You are viewing a plain text version of this content. The canonical link for it is here.
Posted to user@hive.apache.org by Chunky Gupta <ch...@vizury.com> on 2013/02/13 10:43:24 UTC

Change timestamp format in hive

Hi,

I have a log file which has timestamp in format "YYYY-MM-DD-HH:MM:SS". But
since the timestamp datatype format in hive is "YYYY-MM-DD HH:MM:SS".
I created a table with datatype of that column as TIMESTAMP. But when I
load the data it is throwing error. I think it is because of difference in
format.

Is there any way to set the timestamp format while creating the table. Or
is there some other solution for this issue ?

Thanks,
Chunky.

Re: Change timestamp format in hive

Posted by Dean Wampler <de...@thinkbiganalytics.com>.
I'll mention some workarounds, but they all add overhead:

1. Use STRING for the column, then parse it with the date functions
Alexander mentioned.
2. Use STRING, then replace the offending '-' with a space, e.g.,

select printf("%s %s", substr('2013-02-13-08:11:22', 0, 10),
substr('2013-02-13-08:11:22', 12)) as time from hadoop.stocks limit 1;

Obviously I hard coded a value for the string; you would pass in a column
name.

You could even cast the result to TIMESTAMP:

select cast(printf("%s %s", substr('2013-02-13-08:11:22', 0, 10),
substr('2013-02-13-08:11:22', 12)) as TIMESTAMP) as time from hadoop.stocks
limit 1;

3. If you just need the year-month-day, i.e., the date, the to_date
function appears to work fine with these strings. However, there isn't a
corresponding to_time function for the HMS.

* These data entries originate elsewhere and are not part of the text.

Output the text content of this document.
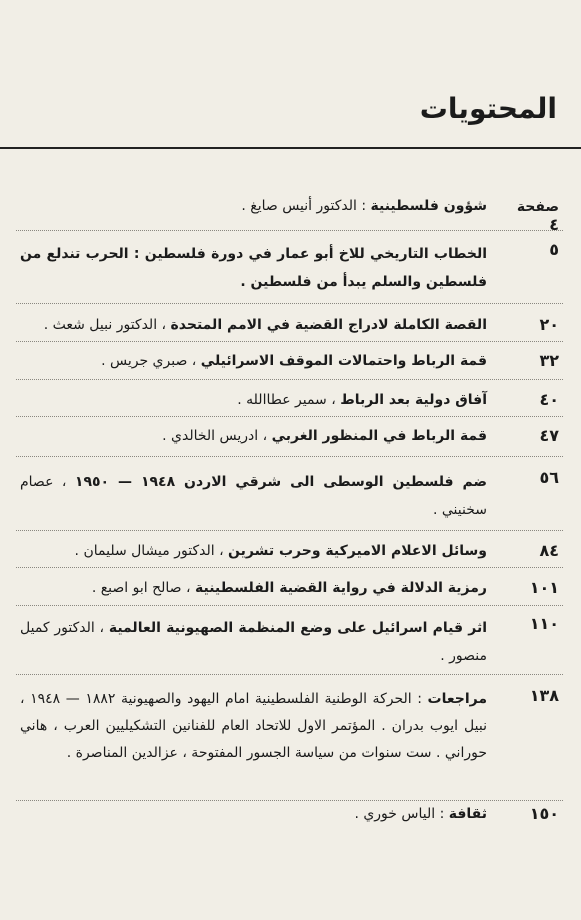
المحتويات
صفحة ٤
شؤون فلسطينية : الدكتور أنيس صايغ .
٥
الخطاب التاريخي للاخ أبو عمار في دورة فلسطين : الحرب تندلع من فلسطين والسلم يبدأ من فلسطين .
٢٠
القصة الكاملة لادراج القضية في الامم المتحدة ، الدكتور نبيل شعث .
٣٢
قمة الرباط واحتمالات الموقف الاسرائيلي ، صبري جريس .
٤٠
آفاق دولية بعد الرباط ، سمير عطاالله .
٤٧
قمة الرباط في المنظور الغربي ، ادريس الخالدي .
٥٦
ضم فلسطين الوسطى الى شرقي الاردن ١٩٤٨ — ١٩٥٠ ، عصام سخنيني .
٨٤
وسائل الاعلام الاميركية وحرب تشرين ، الدكتور ميشال سليمان .
١٠١
رمزية الدلالة في رواية القضية الفلسطينية ، صالح ابو اصبع .
١١٠
اثر قيام اسرائيل على وضع المنظمة الصهيونية العالمية ، الدكتور كميل منصور .
١٣٨
مراجعات : الحركة الوطنية الفلسطينية امام اليهود والصهيونية ١٨٨٢ — ١٩٤٨ ، نبيل ايوب بدران . المؤتمر الاول للاتحاد العام للفنانين التشكيليين العرب ، هاني حوراني . ست سنوات من سياسة الجسور المفتوحة ، عزالدين المناصرة .
١٥٠
ثقافة : الياس خوري .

Ugly and not something you would want to do for every query. However, you
could hide any of these hacks behind a view.

The best thing to do would be to have your ETL process convert these
strings while loading into HDFS, if possible.

I'm experimenting with Hive v0.10, by the way.

dean

On Wed, Feb 13, 2013 at 3:48 AM, Alexander Alten-Lorenz <wget.null@gmail.com
> wrote:

> May
> https://cwiki.apache.org/Hive/languagemanual-udf.html#LanguageManualUDF-DateFunctionshelp you?
>
> - Alex
>
> On Feb 13, 2013, at 10:43 AM, Chunky Gupta <ch...@vizury.com>
> wrote:
>
> > Hi,
> >
> > I have a log file which has timestamp in format "YYYY-MM-DD-HH:MM:SS".
> But since the timestamp datatype format in hive is "YYYY-MM-DD HH:MM:SS".
> > I created a table with datatype of that column as TIMESTAMP. But when I
> load the data it is throwing error. I think it is because of difference in
> format.
> >
> > Is there any way to set the timestamp format while creating the table.
> Or is there some other solution for this issue ?
> >
> > Thanks,
> > Chunky.
>
> --
> Alexander Alten-Lorenz
> http://mapredit.blogspot.com
> German Hadoop LinkedIn Group: http://goo.gl/N8pCF
>
>


-- 
*Dean Wampler, Ph.D.*
thinkbiganalytics.com
+1-312-339-1330

Re: Change timestamp format in hive

Posted by Alexander Alten-Lorenz <wg...@gmail.com>.
May https://cwiki.apache.org/Hive/languagemanual-udf.html#LanguageManualUDF-DateFunctions help you?

- Alex

On Feb 13, 2013, at 10:43 AM, Chunky Gupta <ch...@vizury.com> wrote:

> Hi,
> 
> I have a log file which has timestamp in format "YYYY-MM-DD-HH:MM:SS". But since the timestamp datatype format in hive is "YYYY-MM-DD HH:MM:SS". 
> I created a table with datatype of that column as TIMESTAMP. But when I load the data it is throwing error. I think it is because of difference in format. 
> 
> Is there any way to set the timestamp format while creating the table. Or is there some other solution for this issue ?
> 
> Thanks,
> Chunky.

--
Alexander Alten-Lorenz
http://mapredit.blogspot.com
German Hadoop LinkedIn Group: http://goo.gl/N8pCF